Embolization for Brain Aneurysm
A brain aneurysm is a balloonlike bulge in the wall of a brain artery. If this aneurysm ruptures and bleeds, nearby brain tissues may be damaged. This can be very serious: it can cause a stroke and may even be fatal. To prevent bleeding, treatment may need to be started as soon as possible. For some aneurysms, a treatment called cerebral embolization is recommended. Embolization for a brain aneurysm is done in an x-ray lab by a specially trained doctor called an interventional neuroradiologist.
During the Procedure
The procedure is done using general anesthesia.
A long, slender, flexible tube called a catheter is inserted into the femoral artery (a large artery in the groin). The catheter is guided up through the artery to the brain.
Contrast medium (x-ray dye) is injected through the catheter. This helps the artery and catheter show up better on x-rays. The movement of the catheter to the aneurysm can then be watched on a video monitor.
The catheter is used to place thin coils of platinum into the aneurysm. These coils cause a blood clot to form in the aneurysm.
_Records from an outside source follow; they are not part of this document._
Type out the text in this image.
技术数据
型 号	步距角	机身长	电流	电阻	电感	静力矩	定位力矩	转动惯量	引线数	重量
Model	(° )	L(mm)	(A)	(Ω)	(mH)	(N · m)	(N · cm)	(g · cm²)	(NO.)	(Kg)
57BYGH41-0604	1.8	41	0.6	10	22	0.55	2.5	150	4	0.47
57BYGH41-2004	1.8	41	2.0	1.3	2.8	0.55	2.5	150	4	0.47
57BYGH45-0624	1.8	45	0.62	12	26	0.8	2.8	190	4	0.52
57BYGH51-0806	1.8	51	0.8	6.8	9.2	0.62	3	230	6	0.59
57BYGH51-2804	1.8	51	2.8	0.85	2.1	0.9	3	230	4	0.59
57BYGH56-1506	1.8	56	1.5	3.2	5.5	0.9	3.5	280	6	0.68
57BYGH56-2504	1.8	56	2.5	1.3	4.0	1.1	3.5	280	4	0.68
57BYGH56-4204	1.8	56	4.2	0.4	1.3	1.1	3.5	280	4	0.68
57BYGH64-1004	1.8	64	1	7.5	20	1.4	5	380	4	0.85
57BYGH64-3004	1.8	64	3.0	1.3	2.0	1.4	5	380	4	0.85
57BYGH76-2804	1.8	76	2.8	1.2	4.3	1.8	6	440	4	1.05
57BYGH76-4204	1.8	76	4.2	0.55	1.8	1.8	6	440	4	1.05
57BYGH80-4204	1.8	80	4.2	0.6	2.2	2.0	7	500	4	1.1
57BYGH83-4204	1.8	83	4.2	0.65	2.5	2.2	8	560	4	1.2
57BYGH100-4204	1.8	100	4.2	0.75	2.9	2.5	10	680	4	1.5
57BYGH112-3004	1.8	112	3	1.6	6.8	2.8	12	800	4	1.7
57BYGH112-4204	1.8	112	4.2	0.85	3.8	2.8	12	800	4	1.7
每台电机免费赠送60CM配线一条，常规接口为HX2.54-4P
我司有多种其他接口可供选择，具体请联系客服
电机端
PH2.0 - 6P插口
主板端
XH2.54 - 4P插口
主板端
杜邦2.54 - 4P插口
This clot seals the aneurysm and prevents it from bleeding.
After the Procedure
The patient needs to lie still for several hours after the procedure. Once stable, the patient will return to a regular hospital room. He or she may stay 1 to 4 weeks in the hospital. This depends on the amount of damage caused by the aneurysm. During this time, the healthcare team will monitor how well the treatment has worked. This includes certain follow-up tests, sometimes including a repeat arteriogram (imaging test of the arteries in the brain).